Breakfast bake

Thanks to this tempting breakfast bake dish from recipes+ you can enjoy this vegetarian beauty baked rather than fried, to cut down on kilojoules and save on the washing up.

  • 10 mins preparation
  • 25 mins cooking
  • Serves 6
  • Print


Breakfast bake
  • 6 thick slices (about 200g) sourdough bread, roughly torn
  • 1 medium red capsicum, cut into 2cm pieces
  • 1 medium yellow capsicum, thickly sliced
  • 1 large red onion, halved, cut into wedges
  • 250 gram cherry tomatoes
  • olive oil cooking spray
  • 1/4 cup chopped flat-leaf parsley
  • 150 gram fresh low-fat ricotta
  • 6 eggs, at room temperature


Breakfast bake
  • 1
    Preheat oven to 200°C (180°C fan-forced).
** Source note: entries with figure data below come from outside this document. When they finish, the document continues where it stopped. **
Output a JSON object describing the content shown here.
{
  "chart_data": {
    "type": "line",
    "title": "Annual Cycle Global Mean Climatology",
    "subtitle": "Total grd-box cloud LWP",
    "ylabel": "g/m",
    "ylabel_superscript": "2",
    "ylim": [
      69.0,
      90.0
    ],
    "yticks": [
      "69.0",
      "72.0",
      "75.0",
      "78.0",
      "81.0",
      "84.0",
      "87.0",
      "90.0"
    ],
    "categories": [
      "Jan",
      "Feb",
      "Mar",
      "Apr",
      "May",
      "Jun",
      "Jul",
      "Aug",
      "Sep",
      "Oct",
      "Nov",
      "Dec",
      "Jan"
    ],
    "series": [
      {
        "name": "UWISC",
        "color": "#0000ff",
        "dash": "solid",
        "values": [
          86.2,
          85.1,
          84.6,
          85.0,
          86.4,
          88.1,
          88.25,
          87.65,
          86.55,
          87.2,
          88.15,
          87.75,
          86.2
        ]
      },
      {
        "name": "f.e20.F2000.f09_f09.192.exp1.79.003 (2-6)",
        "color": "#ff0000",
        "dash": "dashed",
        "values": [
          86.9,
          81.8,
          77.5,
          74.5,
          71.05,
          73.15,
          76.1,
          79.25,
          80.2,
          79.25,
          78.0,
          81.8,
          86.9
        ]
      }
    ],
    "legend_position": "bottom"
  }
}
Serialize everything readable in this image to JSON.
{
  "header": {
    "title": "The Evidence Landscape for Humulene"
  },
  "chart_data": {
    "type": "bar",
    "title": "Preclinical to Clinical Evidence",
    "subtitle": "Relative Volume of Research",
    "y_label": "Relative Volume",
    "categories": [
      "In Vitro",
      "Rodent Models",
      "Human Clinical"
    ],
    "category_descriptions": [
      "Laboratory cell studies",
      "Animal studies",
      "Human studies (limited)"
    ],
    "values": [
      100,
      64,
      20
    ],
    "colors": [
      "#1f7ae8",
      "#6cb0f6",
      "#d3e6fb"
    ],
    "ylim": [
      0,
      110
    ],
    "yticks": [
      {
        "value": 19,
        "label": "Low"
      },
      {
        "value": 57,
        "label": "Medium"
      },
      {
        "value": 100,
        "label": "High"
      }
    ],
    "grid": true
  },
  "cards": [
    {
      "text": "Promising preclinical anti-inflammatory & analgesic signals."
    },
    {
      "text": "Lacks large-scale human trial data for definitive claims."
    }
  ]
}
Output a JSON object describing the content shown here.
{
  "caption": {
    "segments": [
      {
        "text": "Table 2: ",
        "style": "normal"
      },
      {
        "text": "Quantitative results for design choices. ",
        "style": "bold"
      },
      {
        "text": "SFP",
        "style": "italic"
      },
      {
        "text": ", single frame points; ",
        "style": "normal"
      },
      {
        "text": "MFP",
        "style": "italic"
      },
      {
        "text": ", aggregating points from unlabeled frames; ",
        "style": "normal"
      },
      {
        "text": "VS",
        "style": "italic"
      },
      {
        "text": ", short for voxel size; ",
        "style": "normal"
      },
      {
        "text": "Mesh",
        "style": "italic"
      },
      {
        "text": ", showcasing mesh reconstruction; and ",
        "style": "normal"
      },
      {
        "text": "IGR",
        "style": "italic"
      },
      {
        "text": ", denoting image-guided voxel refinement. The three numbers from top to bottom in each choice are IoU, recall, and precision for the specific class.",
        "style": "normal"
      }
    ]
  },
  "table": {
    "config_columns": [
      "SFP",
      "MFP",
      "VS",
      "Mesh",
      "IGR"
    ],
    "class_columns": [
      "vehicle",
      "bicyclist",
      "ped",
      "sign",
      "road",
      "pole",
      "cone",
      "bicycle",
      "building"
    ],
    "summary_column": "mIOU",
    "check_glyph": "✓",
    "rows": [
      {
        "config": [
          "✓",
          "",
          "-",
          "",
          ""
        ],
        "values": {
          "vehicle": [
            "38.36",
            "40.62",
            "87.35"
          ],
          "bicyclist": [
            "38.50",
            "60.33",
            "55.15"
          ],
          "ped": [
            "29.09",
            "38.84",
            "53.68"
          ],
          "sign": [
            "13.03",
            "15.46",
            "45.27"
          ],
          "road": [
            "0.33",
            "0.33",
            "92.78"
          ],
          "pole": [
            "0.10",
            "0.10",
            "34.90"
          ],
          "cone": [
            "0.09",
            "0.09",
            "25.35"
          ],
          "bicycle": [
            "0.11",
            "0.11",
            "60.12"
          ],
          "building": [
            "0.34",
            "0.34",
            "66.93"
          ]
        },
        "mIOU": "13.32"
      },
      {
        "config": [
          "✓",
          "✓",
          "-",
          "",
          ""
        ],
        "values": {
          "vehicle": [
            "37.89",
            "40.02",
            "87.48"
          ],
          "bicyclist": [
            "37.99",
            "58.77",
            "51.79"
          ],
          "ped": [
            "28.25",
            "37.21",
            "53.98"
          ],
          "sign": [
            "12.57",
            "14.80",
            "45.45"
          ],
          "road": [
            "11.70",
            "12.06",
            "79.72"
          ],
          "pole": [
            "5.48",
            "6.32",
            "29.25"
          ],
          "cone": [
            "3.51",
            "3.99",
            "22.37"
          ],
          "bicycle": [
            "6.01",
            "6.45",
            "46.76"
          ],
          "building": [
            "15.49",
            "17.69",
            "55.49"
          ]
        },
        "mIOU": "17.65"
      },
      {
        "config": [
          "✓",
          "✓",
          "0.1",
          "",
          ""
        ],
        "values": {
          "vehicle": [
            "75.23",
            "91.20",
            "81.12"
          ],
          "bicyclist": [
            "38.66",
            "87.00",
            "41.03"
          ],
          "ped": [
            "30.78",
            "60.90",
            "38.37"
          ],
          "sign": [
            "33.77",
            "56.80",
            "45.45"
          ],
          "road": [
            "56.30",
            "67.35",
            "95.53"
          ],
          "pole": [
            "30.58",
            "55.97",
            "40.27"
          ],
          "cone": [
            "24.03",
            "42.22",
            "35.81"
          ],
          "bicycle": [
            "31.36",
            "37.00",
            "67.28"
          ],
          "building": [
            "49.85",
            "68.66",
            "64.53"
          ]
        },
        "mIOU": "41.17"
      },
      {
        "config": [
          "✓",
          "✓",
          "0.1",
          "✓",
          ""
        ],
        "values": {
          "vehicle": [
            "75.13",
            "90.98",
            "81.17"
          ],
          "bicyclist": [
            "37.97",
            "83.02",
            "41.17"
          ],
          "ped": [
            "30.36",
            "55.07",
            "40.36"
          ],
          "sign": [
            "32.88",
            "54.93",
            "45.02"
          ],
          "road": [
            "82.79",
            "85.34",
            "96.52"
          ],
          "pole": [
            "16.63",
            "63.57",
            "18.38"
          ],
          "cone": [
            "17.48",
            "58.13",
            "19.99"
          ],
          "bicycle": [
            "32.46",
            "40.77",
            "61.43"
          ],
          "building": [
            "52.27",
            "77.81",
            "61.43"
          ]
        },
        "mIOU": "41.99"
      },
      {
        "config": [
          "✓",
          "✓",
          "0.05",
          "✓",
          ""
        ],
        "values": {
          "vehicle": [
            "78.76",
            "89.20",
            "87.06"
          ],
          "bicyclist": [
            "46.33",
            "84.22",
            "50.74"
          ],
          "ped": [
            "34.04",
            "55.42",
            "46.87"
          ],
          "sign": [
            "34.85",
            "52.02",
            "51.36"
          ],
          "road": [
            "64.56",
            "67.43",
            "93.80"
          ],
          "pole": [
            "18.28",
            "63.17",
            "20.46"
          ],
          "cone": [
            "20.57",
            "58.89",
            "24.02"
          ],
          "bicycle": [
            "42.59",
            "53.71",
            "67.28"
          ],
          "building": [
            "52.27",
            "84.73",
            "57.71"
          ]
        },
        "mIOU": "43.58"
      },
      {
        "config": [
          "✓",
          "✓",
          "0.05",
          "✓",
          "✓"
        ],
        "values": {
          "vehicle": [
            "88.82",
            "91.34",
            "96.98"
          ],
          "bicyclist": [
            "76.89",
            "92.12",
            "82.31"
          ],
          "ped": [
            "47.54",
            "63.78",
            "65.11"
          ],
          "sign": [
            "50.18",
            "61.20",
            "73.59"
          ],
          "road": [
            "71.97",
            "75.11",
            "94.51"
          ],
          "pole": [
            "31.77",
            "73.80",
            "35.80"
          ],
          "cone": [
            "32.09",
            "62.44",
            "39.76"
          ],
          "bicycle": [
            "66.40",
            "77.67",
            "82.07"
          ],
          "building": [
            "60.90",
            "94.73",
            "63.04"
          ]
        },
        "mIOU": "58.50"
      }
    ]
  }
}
Combine bread, capsicum, onion and tomatoes in a roasting pan. Spray with oil; season with salt and pepper and toss to combine.
  • 2
    Bake for 15 minutes or until vegies are tender, turning bread and vegies halfway through cooking. Remove from oven.
  • 3
    Make 6 indents in vegie mixture. Sprinkle parsley over vegies. Dot with ricotta. Carefully crack an egg into each indent. Bake for 7-10 minutes or until eggs are cooked. Serve at once.